As fears of the omicron variant’s rapid spread begin to weigh heavily on Cambodia, the country’s ministry of labor is rolling out new standard operating procedures to pivot its factories toward a “new normal” of living and working with the coronavirus.
“Implementing these [procedures] will ensure the sustainability of the business production chain and maintain [the] stability of employment and income, which are beneficial to both employers and workers, and they will prevent risks due to the spread of infectious diseases, especially Covid-19,” labor minister Ith Sam Heng said at a press conference earlier this month.
The pandemic was a gut punch to Cambodia’s gross domestic product, which contracted by 3 percent in 2020 but rebounded by 4.5 percent in 2021, according to the World Bank. To continue the country’s socioeconomic recovery, Prime Minister Hun Sen had announced in October that the government will no longer shut down schools, factories and other establishments in the event of an outbreak.
“If a factory has a few people testing positive, just send them off for treatment,” he said at the time. “Don’t close the entire factory. In the past, even a single transmission case at a factory would lead to an entire shutdown.” Facilities only need to be disinfected to be safe, he added.
The new, more extensive workplace procedures include guidelines for conducting risk assessments, minimizing contagion risk and spread, and responding to positive cases in line with International Labour Organization and World Health Organization advice. Sam Heng said that as Covid-19 continues to mutate into new forms like omicron, balancing factory production and employment stability with public health must be Cambodia’s “new normal.”
Over the weekend, Cambodia’s health ministry reported that the number of confirmed omicron cases has reached 332 after 45 new ones were called in. It said that 29 of the infections were imported and 16 were locally transmitted. Nearly 90 percent of the nation’s 16-million-strong population has received one shot of the vaccine, while more than 95 percent has had a second dose and more than 27 percent a third, thanks to China’s donations of Sinovac and Sinopharm. In response to the new variant’s high transmissibility, however, the ministry is preparing to administer a fourth dose to high-risk groups in the capital of Phnom Penh using its more limited stockpile of the more effective Pfizer vaccine.
On Tuesday, the Cambodian government also revealed that it will be stopping financial support for more than 320,000 garment, footwear and travel-goods workers who were laid off because of the slowdown in orders. Many of the shuttered factories have now reopened, it said, and business is getting back on track.
Labor ministry spokesman Heng Sour told the Phnom Penh Post that 552 factories had suspended some parts of their employment contracts between the second quarter of 2020 to December 31. The government had provided $40 per month for affected workers, he said, spending more than $23 million.

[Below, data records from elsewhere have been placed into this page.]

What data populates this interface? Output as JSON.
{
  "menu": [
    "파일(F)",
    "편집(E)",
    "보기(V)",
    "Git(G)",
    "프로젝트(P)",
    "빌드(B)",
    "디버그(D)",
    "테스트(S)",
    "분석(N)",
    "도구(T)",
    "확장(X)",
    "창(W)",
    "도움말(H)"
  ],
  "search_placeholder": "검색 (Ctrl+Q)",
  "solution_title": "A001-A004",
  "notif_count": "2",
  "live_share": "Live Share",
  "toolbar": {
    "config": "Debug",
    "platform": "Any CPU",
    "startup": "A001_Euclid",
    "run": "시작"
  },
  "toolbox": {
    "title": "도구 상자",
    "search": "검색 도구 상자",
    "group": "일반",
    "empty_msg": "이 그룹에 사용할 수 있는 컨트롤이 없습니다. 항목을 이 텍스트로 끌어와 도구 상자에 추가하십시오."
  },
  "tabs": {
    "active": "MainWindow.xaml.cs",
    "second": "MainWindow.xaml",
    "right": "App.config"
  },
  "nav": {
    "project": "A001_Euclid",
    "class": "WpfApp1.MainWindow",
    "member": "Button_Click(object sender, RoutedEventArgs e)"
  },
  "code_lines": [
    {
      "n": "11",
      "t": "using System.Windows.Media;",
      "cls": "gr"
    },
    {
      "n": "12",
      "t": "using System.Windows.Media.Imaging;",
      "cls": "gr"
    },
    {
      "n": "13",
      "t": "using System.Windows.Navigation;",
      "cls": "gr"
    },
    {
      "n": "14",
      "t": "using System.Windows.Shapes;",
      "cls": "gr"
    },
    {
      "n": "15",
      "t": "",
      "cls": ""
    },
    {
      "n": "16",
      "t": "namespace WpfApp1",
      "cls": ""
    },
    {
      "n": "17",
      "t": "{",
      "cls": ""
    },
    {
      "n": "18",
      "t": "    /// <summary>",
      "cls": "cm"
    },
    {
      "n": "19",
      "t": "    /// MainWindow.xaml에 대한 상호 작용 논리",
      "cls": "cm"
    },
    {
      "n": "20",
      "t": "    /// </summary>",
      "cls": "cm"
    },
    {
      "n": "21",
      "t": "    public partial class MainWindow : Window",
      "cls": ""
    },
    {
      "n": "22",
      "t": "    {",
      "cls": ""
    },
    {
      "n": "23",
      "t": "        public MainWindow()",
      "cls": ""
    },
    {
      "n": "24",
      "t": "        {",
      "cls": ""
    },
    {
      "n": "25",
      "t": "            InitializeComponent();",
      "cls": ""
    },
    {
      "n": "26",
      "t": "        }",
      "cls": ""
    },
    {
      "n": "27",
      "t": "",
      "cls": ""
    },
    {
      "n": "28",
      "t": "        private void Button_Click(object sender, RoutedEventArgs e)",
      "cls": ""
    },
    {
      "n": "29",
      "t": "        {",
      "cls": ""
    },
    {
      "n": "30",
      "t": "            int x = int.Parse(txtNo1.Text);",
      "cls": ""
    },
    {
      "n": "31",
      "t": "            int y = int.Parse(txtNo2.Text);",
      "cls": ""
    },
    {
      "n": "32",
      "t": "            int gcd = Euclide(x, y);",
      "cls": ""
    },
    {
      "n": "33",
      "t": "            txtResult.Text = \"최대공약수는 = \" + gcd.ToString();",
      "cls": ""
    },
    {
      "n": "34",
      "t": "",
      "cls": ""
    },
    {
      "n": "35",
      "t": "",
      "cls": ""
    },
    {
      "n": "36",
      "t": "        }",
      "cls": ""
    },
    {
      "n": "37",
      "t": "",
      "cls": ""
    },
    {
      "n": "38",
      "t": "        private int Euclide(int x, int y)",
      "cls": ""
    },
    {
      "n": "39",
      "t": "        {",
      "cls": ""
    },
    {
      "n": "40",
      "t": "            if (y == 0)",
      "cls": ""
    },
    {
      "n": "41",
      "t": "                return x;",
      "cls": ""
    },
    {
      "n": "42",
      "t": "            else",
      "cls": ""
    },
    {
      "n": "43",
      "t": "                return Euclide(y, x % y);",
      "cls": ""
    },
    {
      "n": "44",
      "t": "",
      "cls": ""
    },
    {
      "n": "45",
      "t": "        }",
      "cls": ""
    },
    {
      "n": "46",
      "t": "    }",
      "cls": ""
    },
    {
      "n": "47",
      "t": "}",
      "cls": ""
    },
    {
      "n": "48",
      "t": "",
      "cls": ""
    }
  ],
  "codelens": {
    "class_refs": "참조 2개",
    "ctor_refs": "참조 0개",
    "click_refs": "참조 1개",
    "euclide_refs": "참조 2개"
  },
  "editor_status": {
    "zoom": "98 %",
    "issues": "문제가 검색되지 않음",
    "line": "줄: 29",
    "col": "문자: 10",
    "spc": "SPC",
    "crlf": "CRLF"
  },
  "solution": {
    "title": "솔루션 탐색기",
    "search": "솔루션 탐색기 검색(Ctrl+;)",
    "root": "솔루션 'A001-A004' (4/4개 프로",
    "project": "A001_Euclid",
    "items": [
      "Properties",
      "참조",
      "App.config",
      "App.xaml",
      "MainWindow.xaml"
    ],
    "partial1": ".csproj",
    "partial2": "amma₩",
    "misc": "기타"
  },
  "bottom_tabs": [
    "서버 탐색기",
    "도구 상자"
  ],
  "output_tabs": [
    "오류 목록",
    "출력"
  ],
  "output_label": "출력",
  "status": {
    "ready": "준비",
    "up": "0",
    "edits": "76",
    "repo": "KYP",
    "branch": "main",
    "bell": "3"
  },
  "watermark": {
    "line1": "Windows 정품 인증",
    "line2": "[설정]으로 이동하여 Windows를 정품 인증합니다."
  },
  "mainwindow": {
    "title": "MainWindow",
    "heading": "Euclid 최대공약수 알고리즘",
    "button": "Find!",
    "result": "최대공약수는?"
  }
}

But although garment workers received a $2 bump to their minimum wage in September, most are still struggling to eke out a living on $194 per month. The increase fell short of the $12 campaigners fought for, resulting in labor watchdogs such as the Ethical Trading Initiative calling on brands to work with suppliers and unions to establish a “clear plan” toward a living wage.
“Even in an emerging economy like that of Cambodia’s, $194 does not enable a worker to meet their basic needs, let alone fully support their family and build resilience for the future,” the organization said in October. “While this is an agreed minimum wage, we call on all responsible brands to demonstrate that they value the workers in their supply chain by ensuring that the factories from which they source pay a wage workers can live on.”